CLEVELAND – Cardale Jones had the momentum, the spotlight and even the entrance — Drake’s "Started from the Bottom" played over the gymnasium speakers during a made-for-TV arrival — that suggested this moment would be about what’s next, and his ascension the last five weeks from backup to national-title winner to guy holding court at his old high school had everything an "I’m headed to the NFL" announcement could have, and even more if you count Drake’s rapping and national sports stations carrying it live.

There’s no TV like live TV, and with people everywhere watching Jones calmly stood up at the microphone, said a couple of thank yous and then said he’d get right to it.

He announced he’s staying in school, that the NFL and the NFL Draft and further goals can wait.

A guy who never started a college game before Dec. 7 and isn’t guaranteed to be Ohio State’s starting quarterback next year announced he’s coming back to find out what happens next in amateur* football.

Crazy, right?

About as crazy as third-stringer who’d never played a significant down before Nov. 29 leading Ohio State to a national championship.

If there is one, it’s hard to remember a story like this. With three proven quarterbacks holding remaining eligibility on Ohio State’s roster, it’s just as hard to imagine a situation like this. And yet Jones — clearly the best potential pro prospect of the three and the one left standing after a wild season — came back to his hometown and to Ginn Academy to say that he values education more than football.

"It was simple," Jones said, almost challenging anyone who thought the decision to take the money and immediately challenge NFL scouts to find a more gifted quarterback was the simple one.

Remember, it was Jones who once was suspended by Ohio State coach Urban Meyer for tweeting he didn’t "come to play school" and that "classes are pointless." Even during the 2014 season, Meyer was challenging him to grow up.

Thursday morning, Meyer was in Cleveland talking things over with Jones — things like growing up and coming back and how a guy who once had poor practice habits had blown Meyer away with his command of the team in the days leading up to the Sugar Bowl win over Alabama. Because Ohio State played until Jan. 12 and because Jones was different than most NFL early-entry prospects in that he spent the fall watching and not playing, the Jan. 15 NFL deadline came out of nowhere.

Just like Jones.

"It was tough," Jones admitted. "Two or three days was not enough time."

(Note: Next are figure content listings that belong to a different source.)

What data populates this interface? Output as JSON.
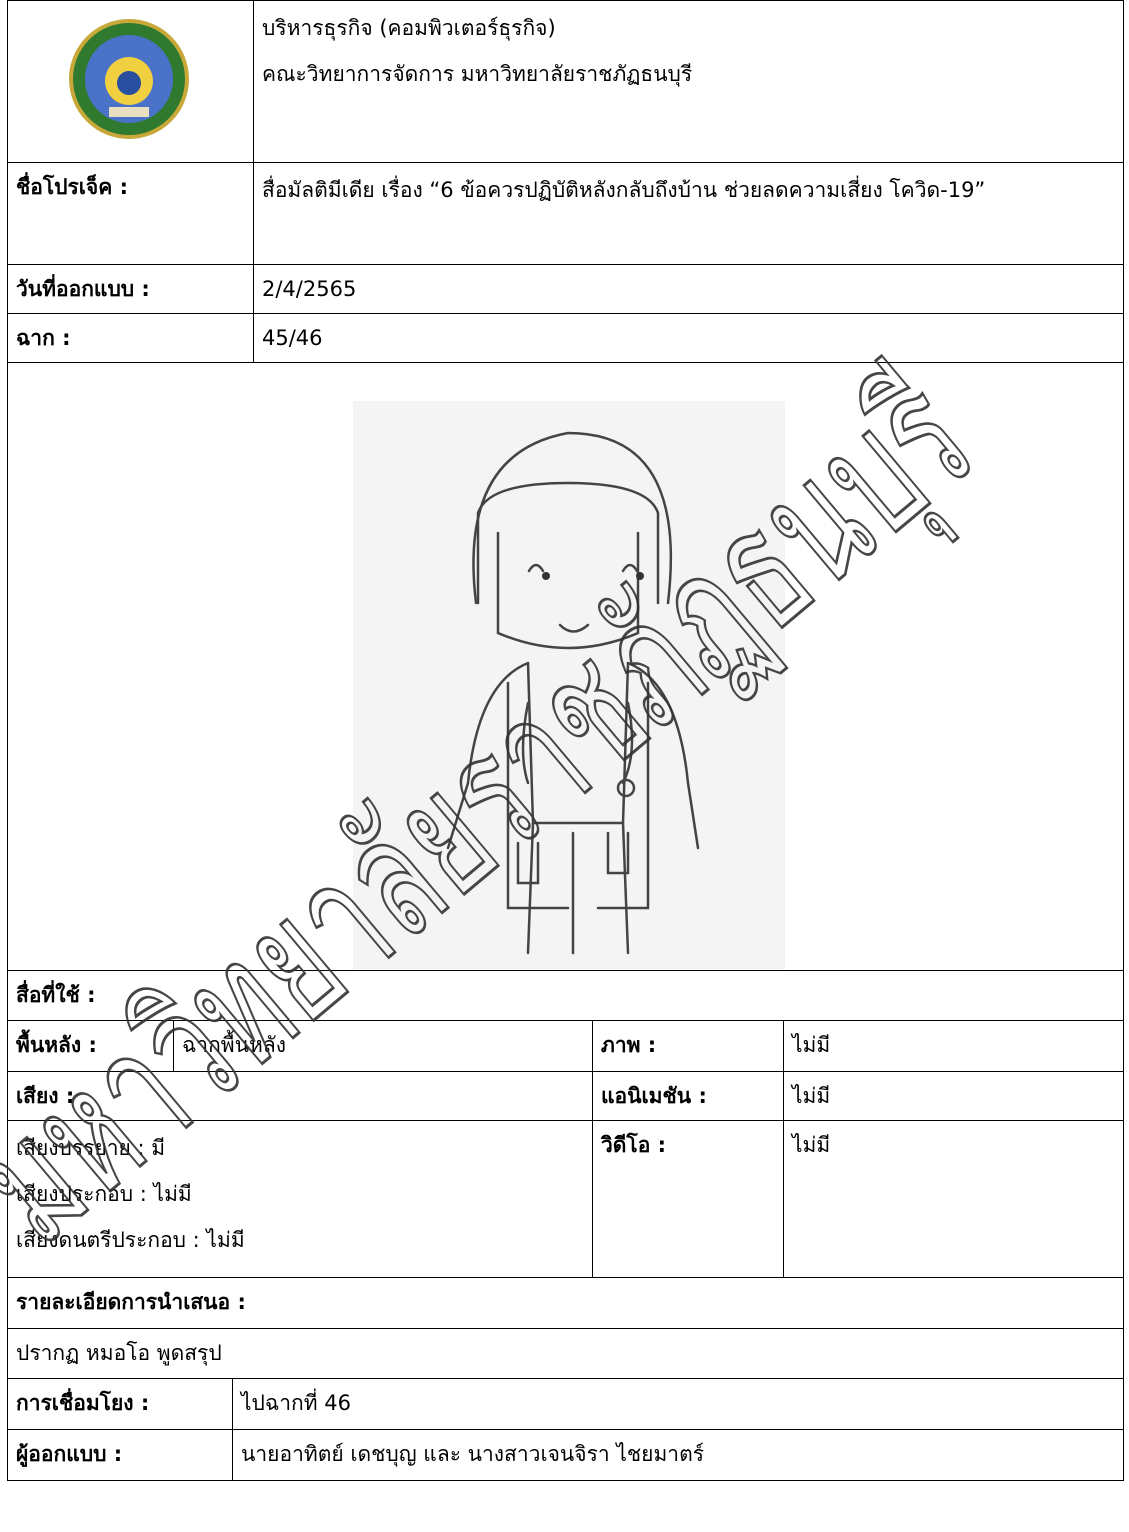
{
  "header": {
    "program": "บริหารธุรกิจ (คอมพิวเตอร์ธุรกิจ)",
    "faculty": "คณะวิทยาการจัดการ มหาวิทยาลัยราชภัฏธนบุรี"
  },
  "project": {
    "label": "ชื่อโปรเจ็ค :",
    "value": "สื่อมัลติมีเดีย เรื่อง “6 ข้อควรปฏิบัติหลังกลับถึงบ้าน ช่วยลดความเสี่ยง โควิด-19”"
  },
  "design_date": {
    "label": "วันที่ออกแบบ :",
    "value": "2/4/2565"
  },
  "scene": {
    "label": "ฉาก :",
    "value": "45/46"
  },
  "media": {
    "label": "สื่อที่ใช้ :"
  },
  "background": {
    "label": "พื้นหลัง :",
    "value": "ฉากพื้นหลัง"
  },
  "image": {
    "label": "ภาพ :",
    "value": "ไม่มี"
  },
  "sound": {
    "label": "เสียง :"
  },
  "animation": {
    "label": "แอนิเมชัน :",
    "value": "ไม่มี"
  },
  "sound_details": [
    "เสียงบรรยาย : มี",
    "เสียงประกอบ : ไม่มี",
    "เสียงดนตรีประกอบ : ไม่มี"
  ],
  "video": {
    "label": "วิดีโอ :",
    "value": "ไม่มี"
  },
  "presentation": {
    "label": "รายละเอียดการนำเสนอ :",
    "value": "ปรากฏ หมอโอ พูดสรุป"
  },
  "link": {
    "label": "การเชื่อมโยง :",
    "value": "ไปฉากที่ 46"
  },
  "designer": {
    "label": "ผู้ออกแบบ :",
    "value": "นายอาทิตย์ เดชบุญ และ นางสาวเจนจิรา ไชยมาตร์"
  },
  "watermark": "มหาวิทยาลัยราชภัฏธนบุรี"
}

But he came in leaning one way and never truly leaned the other. Meyer and Ted Ginn Sr. — his high school football coach, a mentor and audio guy who cued up Drake Thursday — used their NFL contacts to gather info. Jones remains a mystery to the NFL but a 6’5, 250-pound mystery who can throw the ball 50 yards with the flick of his right wrist. Ginn said one NFL person told him Jones might be a first-round pick and that he never heard lower than third.

Those guys get paid. And Jones is a 22-year old redshirt sophomore who didn’t come from much, had to go to military school to qualify for Ohio State, has a young daughter and is about a year from his Ohio State degree.


He made a surprising decision Thursday, but it was his.

"People can say what they want to say," Jones said, "but it’s my life and I have to live it.

"Football has always been a stepping stone to my education. Being a first-round pick means nothing to me without my education."

In the fall of 2012, Jones tweeted that classes were pointless. As recently as last spring, he was Ohio State’s No. 2 quarterback who was then beaten out for the starting job by J.T. Barrett in August after Braxton Miller’s injury. Now, he’s a national champion, a tantalizing NFL prospect and though he hasn’t been in class this week because of the national championship game and what he tweeted was "a life-changing" decision made at home, Jones said he’ll be in class Tuesday.

Started at the bottom.

For one more season, he’s staying in Columbus.